Cathy had started  this adventure just to get away from home. Now that she had a life, she couldn’t remember what she had planned to do with it. So how could she move in any direction?

To get out of bed each morning was to reinvent the Universe from scratch. It was all too exhausting. And nobody was cheering. She had never been taught to value her own opinion. And there was no one else to please any more. So one day she stopped. Just stopped. It was peaceful.

But the world gets very upset with people who STOP. Eventually they came looking for her.
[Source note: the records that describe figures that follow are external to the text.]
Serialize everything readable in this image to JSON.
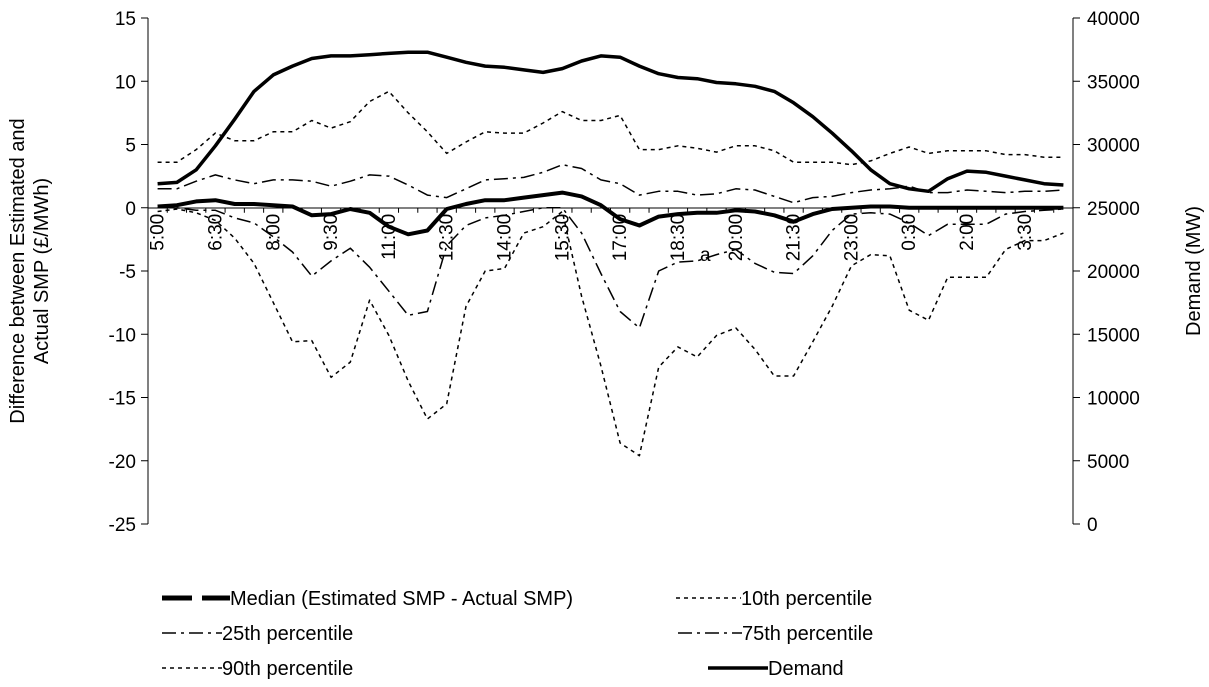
{
  "chart_data": {
    "type": "line",
    "title": "",
    "left_axis": {
      "label_line1": "Difference between Estimated and",
      "label_line2": "Actual SMP (£/MWh)",
      "ylim": [
        -25,
        15
      ],
      "ticks": [
        15,
        10,
        5,
        0,
        -5,
        -10,
        -15,
        -20,
        -25
      ]
    },
    "right_axis": {
      "label": "Demand (MW)",
      "ylim": [
        0,
        40000
      ],
      "ticks": [
        40000,
        35000,
        30000,
        25000,
        20000,
        15000,
        10000,
        5000,
        0
      ]
    },
    "x_tick_labels": [
      "5:00",
      "6:30",
      "8:00",
      "9:30",
      "11:00",
      "12:30",
      "14:00",
      "15:30",
      "17:00",
      "18:30",
      "20:00",
      "21:30",
      "23:00",
      "0:30",
      "2:00",
      "3:30"
    ],
    "x_tick_step": 3,
    "n_points": 48,
    "annotation": "a",
    "grid": false,
    "legend_position": "bottom",
    "series": [
      {
        "name": "Median (Estimated SMP - Actual SMP)",
        "axis": "left",
        "style": "median",
        "values": [
          0.1,
          0.2,
          0.5,
          0.6,
          0.3,
          0.3,
          0.2,
          0.1,
          -0.6,
          -0.5,
          -0.1,
          -0.4,
          -1.5,
          -2.1,
          -1.8,
          -0.1,
          0.3,
          0.6,
          0.6,
          0.8,
          1.0,
          1.2,
          0.9,
          0.2,
          -0.9,
          -1.4,
          -0.7,
          -0.5,
          -0.4,
          -0.4,
          -0.2,
          -0.3,
          -0.6,
          -1.1,
          -0.5,
          -0.1,
          0.0,
          0.1,
          0.1,
          0.0,
          0.0,
          0.0,
          0.0,
          0.0,
          0.0,
          0.0,
          0.0,
          0.0
        ]
      },
      {
        "name": "10th percentile",
        "axis": "left",
        "style": "p10",
        "values": [
          -0.3,
          -0.1,
          -0.4,
          -1.0,
          -2.4,
          -4.4,
          -7.5,
          -10.6,
          -10.5,
          -13.4,
          -12.2,
          -7.3,
          -10.1,
          -13.7,
          -16.7,
          -15.5,
          -7.8,
          -5.0,
          -4.8,
          -2.0,
          -1.5,
          -0.3,
          -7.0,
          -12.5,
          -18.6,
          -19.6,
          -12.6,
          -11.0,
          -11.8,
          -10.1,
          -9.5,
          -11.2,
          -13.3,
          -13.3,
          -10.6,
          -7.8,
          -4.6,
          -3.7,
          -3.8,
          -8.1,
          -8.9,
          -5.5,
          -5.5,
          -5.5,
          -3.3,
          -2.6,
          -2.6,
          -2.0
        ]
      },
      {
        "name": "25th percentile",
        "axis": "left",
        "style": "p25",
        "values": [
          0.0,
          0.0,
          -0.2,
          -0.2,
          -0.8,
          -1.2,
          -2.3,
          -3.5,
          -5.4,
          -4.2,
          -3.2,
          -4.7,
          -6.6,
          -8.5,
          -8.2,
          -3.0,
          -1.4,
          -0.8,
          -0.6,
          -0.3,
          0.0,
          0.0,
          -2.0,
          -5.2,
          -8.2,
          -9.5,
          -5.0,
          -4.3,
          -4.2,
          -3.7,
          -3.3,
          -4.4,
          -5.1,
          -5.2,
          -3.8,
          -1.8,
          -0.5,
          -0.4,
          -0.5,
          -1.2,
          -2.2,
          -1.3,
          -1.3,
          -1.3,
          -0.5,
          -0.3,
          -0.2,
          -0.1
        ]
      },
      {
        "name": "75th percentile",
        "axis": "left",
        "style": "p75",
        "values": [
          1.5,
          1.5,
          2.1,
          2.6,
          2.2,
          1.9,
          2.2,
          2.2,
          2.1,
          1.7,
          2.1,
          2.6,
          2.5,
          1.8,
          1.0,
          0.8,
          1.5,
          2.2,
          2.3,
          2.4,
          2.8,
          3.4,
          3.1,
          2.2,
          1.9,
          1.0,
          1.3,
          1.3,
          1.0,
          1.1,
          1.5,
          1.4,
          0.9,
          0.4,
          0.8,
          0.9,
          1.2,
          1.4,
          1.5,
          1.7,
          1.2,
          1.2,
          1.4,
          1.3,
          1.2,
          1.3,
          1.3,
          1.4
        ]
      },
      {
        "name": "90th percentile",
        "axis": "left",
        "style": "p90",
        "values": [
          3.6,
          3.6,
          4.6,
          5.9,
          5.3,
          5.3,
          6.0,
          6.0,
          6.9,
          6.3,
          6.8,
          8.4,
          9.2,
          7.5,
          6.0,
          4.3,
          5.2,
          6.0,
          5.9,
          5.9,
          6.7,
          7.6,
          6.9,
          6.9,
          7.3,
          4.6,
          4.6,
          4.9,
          4.7,
          4.4,
          4.9,
          4.9,
          4.5,
          3.6,
          3.6,
          3.6,
          3.4,
          3.7,
          4.3,
          4.8,
          4.3,
          4.5,
          4.5,
          4.5,
          4.2,
          4.2,
          4.0,
          4.0
        ]
      },
      {
        "name": "Demand",
        "axis": "right",
        "style": "demand",
        "values": [
          26900,
          27000,
          28000,
          29900,
          32000,
          34200,
          35500,
          36200,
          36800,
          37000,
          37000,
          37100,
          37200,
          37300,
          37300,
          36900,
          36500,
          36200,
          36100,
          35900,
          35700,
          36000,
          36600,
          37000,
          36900,
          36200,
          35600,
          35300,
          35200,
          34900,
          34800,
          34600,
          34200,
          33300,
          32200,
          30900,
          29500,
          28000,
          26900,
          26500,
          26300,
          27300,
          27900,
          27800,
          27500,
          27200,
          26900,
          26800
        ]
      }
    ]
  }
}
They dragged her around and shouted and pumped her with food and drugs and screeched and cried. But Cathy stayed STOPPED. Stayed peaceful. She had finally found the answer, and the answer was: I won’t.
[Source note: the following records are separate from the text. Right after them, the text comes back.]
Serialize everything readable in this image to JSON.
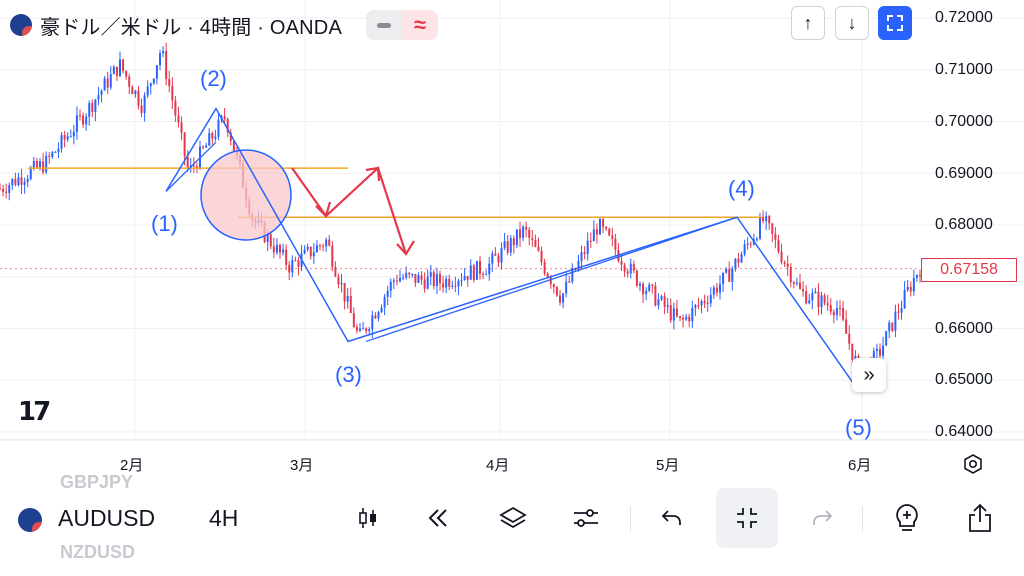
{
  "header": {
    "title": "豪ドル／米ドル · 4時間 · OANDA",
    "flag_icon": "au-us-flag-icon",
    "pill_left_icon": "minus-icon",
    "pill_right_glyph": "≈",
    "pill_right_icon": "approx-icon"
  },
  "top_right_buttons": {
    "up_glyph": "↑",
    "down_glyph": "↓",
    "fullscreen_icon": "fullscreen-icon"
  },
  "price_axis": {
    "labels": [
      "0.72000",
      "0.71000",
      "0.70000",
      "0.69000",
      "0.68000",
      "0.67000",
      "0.66000",
      "0.65000",
      "0.64000"
    ],
    "current_price": "0.67158",
    "current_price_color": "#e5374a"
  },
  "time_axis": {
    "labels": [
      "2月",
      "3月",
      "4月",
      "5月",
      "6月"
    ]
  },
  "wave_labels": [
    "(1)",
    "(2)",
    "(3)",
    "(4)",
    "(5)"
  ],
  "logo_text": "17",
  "scroll_glyph": "»",
  "colors": {
    "up_candle": "#2962ff",
    "down_candle": "#e5374a",
    "trendline": "#2962ff",
    "horizontal_line": "#f5a623",
    "arrow": "#e5374a",
    "circle_fill": "#f8c8cc"
  },
  "chart_data": {
    "type": "candlestick",
    "instrument": "AUDUSD",
    "interval": "4H",
    "ylim": [
      0.6385,
      0.7225
    ],
    "x_ticks": [
      "2月",
      "3月",
      "4月",
      "5月",
      "6月"
    ],
    "y_ticks": [
      0.72,
      0.71,
      0.7,
      0.69,
      0.68,
      0.67,
      0.66,
      0.65,
      0.64
    ],
    "last_price": 0.67158,
    "price_path": [
      {
        "t": 0,
        "p": 0.687
      },
      {
        "t": 0.05,
        "p": 0.692
      },
      {
        "t": 0.09,
        "p": 0.701
      },
      {
        "t": 0.13,
        "p": 0.711
      },
      {
        "t": 0.155,
        "p": 0.703
      },
      {
        "t": 0.175,
        "p": 0.714
      },
      {
        "t": 0.205,
        "p": 0.69
      },
      {
        "t": 0.245,
        "p": 0.701
      },
      {
        "t": 0.275,
        "p": 0.681
      },
      {
        "t": 0.315,
        "p": 0.672
      },
      {
        "t": 0.355,
        "p": 0.677
      },
      {
        "t": 0.39,
        "p": 0.658
      },
      {
        "t": 0.43,
        "p": 0.67
      },
      {
        "t": 0.48,
        "p": 0.669
      },
      {
        "t": 0.53,
        "p": 0.672
      },
      {
        "t": 0.57,
        "p": 0.679
      },
      {
        "t": 0.61,
        "p": 0.666
      },
      {
        "t": 0.65,
        "p": 0.68
      },
      {
        "t": 0.69,
        "p": 0.67
      },
      {
        "t": 0.74,
        "p": 0.661
      },
      {
        "t": 0.79,
        "p": 0.67
      },
      {
        "t": 0.83,
        "p": 0.681
      },
      {
        "t": 0.87,
        "p": 0.667
      },
      {
        "t": 0.91,
        "p": 0.664
      },
      {
        "t": 0.935,
        "p": 0.651
      },
      {
        "t": 0.955,
        "p": 0.655
      },
      {
        "t": 0.975,
        "p": 0.663
      },
      {
        "t": 1.0,
        "p": 0.672
      }
    ],
    "horizontal_lines": [
      0.691,
      0.6815
    ],
    "waves": [
      {
        "label": "(1)",
        "price": 0.6865
      },
      {
        "label": "(2)",
        "price": 0.7025
      },
      {
        "label": "(3)",
        "price": 0.6575
      },
      {
        "label": "(4)",
        "price": 0.6815
      },
      {
        "label": "(5)",
        "price": 0.6495
      }
    ]
  },
  "toolbar": {
    "ghost_top": "GBPJPY",
    "ghost_bottom": "NZDUSD",
    "symbol": "AUDUSD",
    "interval": "4H",
    "icons": [
      "candles-icon",
      "rewind-icon",
      "layers-icon",
      "sliders-icon",
      "undo-icon",
      "collapse-icon",
      "redo-icon",
      "bulb-plus-icon",
      "share-icon"
    ]
  }
}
In the end they put her with all the others who say “I won’t” to life. Some of them said it by rioting, screaming and kicking and setting things on fire. These ones had the staff running after them, poking, reporting, administering more drugs and more hysterical therapies. Cathy sat quietly slumped against the wall with her legs splayed out, and watched. It was very interesting. She didn’t have to do anything, they did it all. They dressed her and fed her and occasionally combed her hair. She gazed on with a vague smile.

If nothing was happening, she daydreamed with her eyes open, and her smile exactly the same. She daydreamt about how nice it would have been to be an English professor. She would have liked that. She would have been a good one. If it hadn’t been so  hard. If she hadn’t had to reinvent the Universe, every single day, out of Nothing. If there hadn’t been no one to live for, not even her.